Wednesday, July 15, 2009

Anatomy of a Contract - RW Marian Hossa, D Jay Bouwmeester

We chose to examine these two contracts together because they both reveal something about the current state of the NHL. During free agency in a rising salary cap environment, one team is often capable of substantially outbidding the others - players certainly have taken less to go certain places (Scott Niedermayer and Brian Rafalski, as two examples), but this tends to be the exception. In a falling salary cap environment, teams have to be warier about how they distribute their money, and the exceptional offer may never come along. It therefore falls to other preferences - do I want to take less money to be on a winning team? Do I want to play closer to home?

Marian Hossa's contract is an example of one signed by a player who wants to 'win'. He'll be playing for an exceptionally young team that went to the Conference Finals - Hossa signed a 12 year, 62.8 million dollar deal. While highly reputable hockey people such as sundstrom at contended that Hossa would get below 7.5 million/season in his contract, it is still surprising that Marian signed up for such a low figure - of course, it is not really a low figure at all, as Hossa will be paid 7.9 million over the first 8 seasons of the deal. It would be surprising if a team like the New York Rangers did not offer more. However, the Blackhawks are much closer to a Stanley Cup than the Rangers, and Hossa has gotten tantalizingly close to lifting Lord Stanley the last two years.
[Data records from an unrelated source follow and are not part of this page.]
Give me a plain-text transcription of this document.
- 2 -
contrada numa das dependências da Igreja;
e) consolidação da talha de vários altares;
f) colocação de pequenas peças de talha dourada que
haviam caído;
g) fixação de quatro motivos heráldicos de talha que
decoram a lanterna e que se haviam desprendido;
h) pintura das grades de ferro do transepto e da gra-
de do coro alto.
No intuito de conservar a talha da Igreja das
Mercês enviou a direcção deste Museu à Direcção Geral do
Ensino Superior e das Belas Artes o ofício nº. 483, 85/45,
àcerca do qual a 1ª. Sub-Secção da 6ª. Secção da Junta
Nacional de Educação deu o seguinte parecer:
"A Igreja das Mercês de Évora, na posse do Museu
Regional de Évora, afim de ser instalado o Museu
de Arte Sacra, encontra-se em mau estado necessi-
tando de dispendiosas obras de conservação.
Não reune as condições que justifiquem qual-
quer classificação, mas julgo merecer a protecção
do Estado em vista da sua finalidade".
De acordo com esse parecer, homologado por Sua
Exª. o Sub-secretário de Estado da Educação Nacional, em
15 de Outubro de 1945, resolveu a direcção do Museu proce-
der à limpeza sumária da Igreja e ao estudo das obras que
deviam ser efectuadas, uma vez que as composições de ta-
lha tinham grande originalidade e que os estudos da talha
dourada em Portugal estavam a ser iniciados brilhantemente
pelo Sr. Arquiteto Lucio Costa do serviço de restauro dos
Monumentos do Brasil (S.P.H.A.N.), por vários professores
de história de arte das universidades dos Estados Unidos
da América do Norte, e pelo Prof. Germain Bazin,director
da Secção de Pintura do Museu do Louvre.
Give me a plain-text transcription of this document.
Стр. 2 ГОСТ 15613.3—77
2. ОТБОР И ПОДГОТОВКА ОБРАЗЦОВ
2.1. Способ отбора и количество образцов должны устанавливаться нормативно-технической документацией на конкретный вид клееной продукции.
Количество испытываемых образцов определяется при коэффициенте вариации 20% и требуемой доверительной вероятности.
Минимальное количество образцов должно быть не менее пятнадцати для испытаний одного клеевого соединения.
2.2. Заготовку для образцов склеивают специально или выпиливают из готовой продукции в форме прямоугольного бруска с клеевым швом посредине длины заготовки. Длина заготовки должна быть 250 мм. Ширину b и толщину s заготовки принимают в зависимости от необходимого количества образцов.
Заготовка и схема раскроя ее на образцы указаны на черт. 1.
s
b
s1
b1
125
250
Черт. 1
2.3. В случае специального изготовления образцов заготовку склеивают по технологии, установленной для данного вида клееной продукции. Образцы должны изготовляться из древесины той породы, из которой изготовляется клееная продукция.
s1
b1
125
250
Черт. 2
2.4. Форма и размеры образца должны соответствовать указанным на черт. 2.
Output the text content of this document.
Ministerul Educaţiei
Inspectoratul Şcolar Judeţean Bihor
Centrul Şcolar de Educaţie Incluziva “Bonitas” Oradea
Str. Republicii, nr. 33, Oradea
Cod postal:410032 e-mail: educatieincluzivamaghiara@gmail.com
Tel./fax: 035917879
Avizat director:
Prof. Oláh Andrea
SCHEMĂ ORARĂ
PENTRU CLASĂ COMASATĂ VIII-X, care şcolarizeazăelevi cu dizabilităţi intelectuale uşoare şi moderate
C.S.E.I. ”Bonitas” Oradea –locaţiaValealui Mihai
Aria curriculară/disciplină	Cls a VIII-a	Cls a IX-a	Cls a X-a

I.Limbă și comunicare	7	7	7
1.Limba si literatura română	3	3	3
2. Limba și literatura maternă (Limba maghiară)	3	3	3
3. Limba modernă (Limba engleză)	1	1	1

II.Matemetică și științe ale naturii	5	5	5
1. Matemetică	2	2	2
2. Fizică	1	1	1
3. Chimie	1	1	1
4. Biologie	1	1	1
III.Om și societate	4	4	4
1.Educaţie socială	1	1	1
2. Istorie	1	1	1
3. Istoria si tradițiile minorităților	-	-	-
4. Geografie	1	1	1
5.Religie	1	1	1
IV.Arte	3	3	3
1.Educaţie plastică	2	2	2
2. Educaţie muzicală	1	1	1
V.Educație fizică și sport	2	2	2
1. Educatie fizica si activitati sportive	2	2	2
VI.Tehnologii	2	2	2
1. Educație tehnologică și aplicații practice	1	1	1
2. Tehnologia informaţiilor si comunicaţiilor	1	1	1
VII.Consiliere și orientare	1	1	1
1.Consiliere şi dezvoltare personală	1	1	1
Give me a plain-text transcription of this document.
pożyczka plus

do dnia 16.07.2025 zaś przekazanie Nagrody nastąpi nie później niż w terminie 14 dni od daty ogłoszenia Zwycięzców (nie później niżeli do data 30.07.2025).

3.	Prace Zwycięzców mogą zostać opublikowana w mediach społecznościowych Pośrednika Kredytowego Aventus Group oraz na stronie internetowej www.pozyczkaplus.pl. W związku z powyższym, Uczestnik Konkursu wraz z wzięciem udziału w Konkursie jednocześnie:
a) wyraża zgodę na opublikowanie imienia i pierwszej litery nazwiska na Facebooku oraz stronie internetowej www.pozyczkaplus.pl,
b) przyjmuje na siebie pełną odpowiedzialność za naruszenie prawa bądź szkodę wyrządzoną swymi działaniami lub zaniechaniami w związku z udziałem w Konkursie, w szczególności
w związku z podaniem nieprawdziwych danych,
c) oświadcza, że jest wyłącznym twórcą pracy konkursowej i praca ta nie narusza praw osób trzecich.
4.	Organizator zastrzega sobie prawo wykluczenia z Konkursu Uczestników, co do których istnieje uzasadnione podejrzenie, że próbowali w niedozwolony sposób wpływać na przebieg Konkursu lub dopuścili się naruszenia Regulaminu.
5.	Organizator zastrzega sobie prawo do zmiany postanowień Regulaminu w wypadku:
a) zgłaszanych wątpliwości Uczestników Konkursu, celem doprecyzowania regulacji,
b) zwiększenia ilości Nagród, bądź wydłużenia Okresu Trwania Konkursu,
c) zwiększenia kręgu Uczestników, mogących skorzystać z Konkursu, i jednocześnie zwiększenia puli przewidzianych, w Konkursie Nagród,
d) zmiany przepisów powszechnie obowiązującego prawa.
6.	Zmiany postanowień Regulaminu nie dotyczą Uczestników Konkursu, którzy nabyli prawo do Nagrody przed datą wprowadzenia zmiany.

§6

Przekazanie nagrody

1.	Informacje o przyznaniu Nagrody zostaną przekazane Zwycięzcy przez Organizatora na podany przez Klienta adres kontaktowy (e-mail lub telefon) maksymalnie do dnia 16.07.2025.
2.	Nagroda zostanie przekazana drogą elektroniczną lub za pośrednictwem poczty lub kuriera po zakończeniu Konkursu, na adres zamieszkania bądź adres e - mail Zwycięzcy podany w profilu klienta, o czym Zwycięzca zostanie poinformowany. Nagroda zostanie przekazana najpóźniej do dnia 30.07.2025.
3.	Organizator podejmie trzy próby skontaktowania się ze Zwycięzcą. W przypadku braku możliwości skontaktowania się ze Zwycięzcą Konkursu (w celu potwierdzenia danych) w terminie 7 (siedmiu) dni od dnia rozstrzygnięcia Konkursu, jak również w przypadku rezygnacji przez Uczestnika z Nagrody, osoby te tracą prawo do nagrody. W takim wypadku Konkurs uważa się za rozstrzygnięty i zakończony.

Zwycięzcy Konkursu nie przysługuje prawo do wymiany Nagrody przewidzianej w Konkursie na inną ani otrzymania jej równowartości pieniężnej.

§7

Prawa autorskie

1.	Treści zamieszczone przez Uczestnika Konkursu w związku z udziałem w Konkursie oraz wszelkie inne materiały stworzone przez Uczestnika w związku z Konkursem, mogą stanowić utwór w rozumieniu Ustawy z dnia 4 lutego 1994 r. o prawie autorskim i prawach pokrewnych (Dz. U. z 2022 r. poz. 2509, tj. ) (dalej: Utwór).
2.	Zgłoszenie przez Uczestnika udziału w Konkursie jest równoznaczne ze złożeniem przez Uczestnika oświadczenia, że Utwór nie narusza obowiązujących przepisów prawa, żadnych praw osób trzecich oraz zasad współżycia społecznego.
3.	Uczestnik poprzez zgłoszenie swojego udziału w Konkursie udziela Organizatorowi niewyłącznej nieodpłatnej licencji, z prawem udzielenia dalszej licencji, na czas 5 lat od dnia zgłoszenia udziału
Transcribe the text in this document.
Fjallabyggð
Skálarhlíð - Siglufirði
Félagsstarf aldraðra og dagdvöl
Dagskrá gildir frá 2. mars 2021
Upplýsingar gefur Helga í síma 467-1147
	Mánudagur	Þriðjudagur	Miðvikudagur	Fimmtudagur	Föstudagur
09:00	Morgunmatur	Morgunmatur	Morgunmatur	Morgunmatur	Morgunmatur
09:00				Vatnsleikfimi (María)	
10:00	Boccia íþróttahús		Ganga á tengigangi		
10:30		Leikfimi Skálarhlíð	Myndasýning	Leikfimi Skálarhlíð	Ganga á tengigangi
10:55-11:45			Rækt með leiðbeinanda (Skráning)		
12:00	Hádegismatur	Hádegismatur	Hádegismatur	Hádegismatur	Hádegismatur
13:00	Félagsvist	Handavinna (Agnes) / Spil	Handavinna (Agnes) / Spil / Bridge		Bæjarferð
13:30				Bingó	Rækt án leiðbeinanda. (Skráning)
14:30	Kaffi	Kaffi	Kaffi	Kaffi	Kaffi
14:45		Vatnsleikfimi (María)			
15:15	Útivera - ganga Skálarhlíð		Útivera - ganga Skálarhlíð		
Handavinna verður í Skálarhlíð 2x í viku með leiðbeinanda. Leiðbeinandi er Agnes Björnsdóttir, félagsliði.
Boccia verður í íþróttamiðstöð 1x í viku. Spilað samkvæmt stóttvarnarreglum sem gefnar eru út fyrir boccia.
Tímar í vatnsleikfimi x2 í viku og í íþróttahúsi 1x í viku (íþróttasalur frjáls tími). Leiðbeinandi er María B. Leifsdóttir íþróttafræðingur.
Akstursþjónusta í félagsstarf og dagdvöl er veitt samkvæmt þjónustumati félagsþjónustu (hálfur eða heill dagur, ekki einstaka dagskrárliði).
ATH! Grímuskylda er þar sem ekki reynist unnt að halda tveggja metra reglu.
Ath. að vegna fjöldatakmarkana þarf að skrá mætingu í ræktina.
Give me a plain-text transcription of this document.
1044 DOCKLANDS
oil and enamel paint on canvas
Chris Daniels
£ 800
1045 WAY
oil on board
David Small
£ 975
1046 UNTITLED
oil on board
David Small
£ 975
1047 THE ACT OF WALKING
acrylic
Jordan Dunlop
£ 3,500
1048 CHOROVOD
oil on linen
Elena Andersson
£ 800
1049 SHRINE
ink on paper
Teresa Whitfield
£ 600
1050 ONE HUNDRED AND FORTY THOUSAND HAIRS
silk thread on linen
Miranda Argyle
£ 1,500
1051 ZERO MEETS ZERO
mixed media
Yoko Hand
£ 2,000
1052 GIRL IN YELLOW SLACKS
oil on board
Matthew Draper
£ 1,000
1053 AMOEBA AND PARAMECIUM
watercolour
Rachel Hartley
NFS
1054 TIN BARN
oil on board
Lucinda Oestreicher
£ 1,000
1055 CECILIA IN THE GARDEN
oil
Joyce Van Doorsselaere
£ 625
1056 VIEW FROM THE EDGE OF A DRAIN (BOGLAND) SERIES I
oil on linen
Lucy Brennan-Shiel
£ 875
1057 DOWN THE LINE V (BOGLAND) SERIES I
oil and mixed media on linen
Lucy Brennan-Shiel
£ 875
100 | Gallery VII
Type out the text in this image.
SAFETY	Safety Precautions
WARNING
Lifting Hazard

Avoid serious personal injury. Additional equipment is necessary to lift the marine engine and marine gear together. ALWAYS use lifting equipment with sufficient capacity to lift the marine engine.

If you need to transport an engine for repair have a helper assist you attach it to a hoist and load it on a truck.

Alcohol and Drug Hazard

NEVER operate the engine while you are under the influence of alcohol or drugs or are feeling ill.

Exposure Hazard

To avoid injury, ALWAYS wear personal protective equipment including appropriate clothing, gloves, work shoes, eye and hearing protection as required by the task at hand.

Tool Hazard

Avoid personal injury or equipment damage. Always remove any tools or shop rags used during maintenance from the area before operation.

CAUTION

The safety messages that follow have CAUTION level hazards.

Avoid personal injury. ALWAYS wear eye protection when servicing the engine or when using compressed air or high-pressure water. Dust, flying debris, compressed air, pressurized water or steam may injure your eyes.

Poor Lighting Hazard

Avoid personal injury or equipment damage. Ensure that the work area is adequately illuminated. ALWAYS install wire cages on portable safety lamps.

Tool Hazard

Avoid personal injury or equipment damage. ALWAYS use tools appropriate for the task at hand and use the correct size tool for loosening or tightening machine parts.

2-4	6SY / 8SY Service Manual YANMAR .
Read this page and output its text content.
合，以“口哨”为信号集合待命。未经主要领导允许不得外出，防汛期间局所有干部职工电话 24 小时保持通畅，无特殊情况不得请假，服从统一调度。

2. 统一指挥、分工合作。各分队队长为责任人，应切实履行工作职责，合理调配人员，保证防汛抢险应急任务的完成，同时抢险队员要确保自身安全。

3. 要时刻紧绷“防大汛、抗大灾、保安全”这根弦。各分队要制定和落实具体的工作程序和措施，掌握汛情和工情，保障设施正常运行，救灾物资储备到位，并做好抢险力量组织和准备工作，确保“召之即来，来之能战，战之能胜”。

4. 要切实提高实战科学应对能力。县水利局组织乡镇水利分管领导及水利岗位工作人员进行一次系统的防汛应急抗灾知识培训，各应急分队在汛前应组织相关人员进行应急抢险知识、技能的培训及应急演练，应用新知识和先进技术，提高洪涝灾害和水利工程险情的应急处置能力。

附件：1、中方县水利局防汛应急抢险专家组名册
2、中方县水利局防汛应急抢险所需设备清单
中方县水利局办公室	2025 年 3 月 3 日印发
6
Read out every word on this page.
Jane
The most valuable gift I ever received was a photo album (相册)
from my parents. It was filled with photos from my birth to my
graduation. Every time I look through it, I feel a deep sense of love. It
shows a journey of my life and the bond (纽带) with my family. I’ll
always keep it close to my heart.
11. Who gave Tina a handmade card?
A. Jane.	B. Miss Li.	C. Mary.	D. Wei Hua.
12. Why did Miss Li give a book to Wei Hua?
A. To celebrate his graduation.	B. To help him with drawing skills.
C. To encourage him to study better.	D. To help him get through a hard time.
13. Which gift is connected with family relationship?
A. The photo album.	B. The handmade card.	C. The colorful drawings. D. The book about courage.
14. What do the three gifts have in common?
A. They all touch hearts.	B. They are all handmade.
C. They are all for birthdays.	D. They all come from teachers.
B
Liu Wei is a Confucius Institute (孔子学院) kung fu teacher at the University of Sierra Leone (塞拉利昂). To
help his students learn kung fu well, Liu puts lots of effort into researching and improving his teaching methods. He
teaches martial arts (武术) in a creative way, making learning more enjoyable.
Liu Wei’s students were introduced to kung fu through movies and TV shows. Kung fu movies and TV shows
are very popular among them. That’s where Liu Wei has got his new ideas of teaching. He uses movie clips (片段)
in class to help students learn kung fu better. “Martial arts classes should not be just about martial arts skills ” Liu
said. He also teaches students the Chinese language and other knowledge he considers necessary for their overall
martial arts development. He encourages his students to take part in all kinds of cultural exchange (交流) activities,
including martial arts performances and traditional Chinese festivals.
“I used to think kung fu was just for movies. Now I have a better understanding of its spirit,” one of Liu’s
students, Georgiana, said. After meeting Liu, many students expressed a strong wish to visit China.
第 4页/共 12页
Jay Bouwmeester's contract is similar - there is no front-loading, but Bouwmeester will be playing in his home province of Alberta. He never made it to the market, but it is difficult to imagine that he would not have received offers higher than $6.6 million over five years. In taking a hometown discount, he gives the Flames a better chance at collecting the players they need to win.

There are lots of other contracts that appear to be of this sort - Saku Koivu and John Madden's come to mind - where players chose either comfort or winning over dollars. Expect more of these contracts in the coming weeks, as there are still some solid free agents lurking in the shadows. GMs around the league had best be aware of all these possible enticements - they can certainly be the difference between signing a player and watching him go elsewhere.


  1. It's nice to see you blogging about the sport you know so much about.

    The one thing which I find more interesting is the cap hit. Like for Hossa, it's 5.233. Not too bad. For a marquee player, it leaves room for maneuverability. Too bad the Hawks locked into Campbell and Huet bc next summer Toews, Kane and Keith are rfa's.

  2. thanks for the compliments, nice to see you here derek.

    yeah the hawks are definitely going to look much different in 2010, but i think they're the stanley cup favorites heading into the season.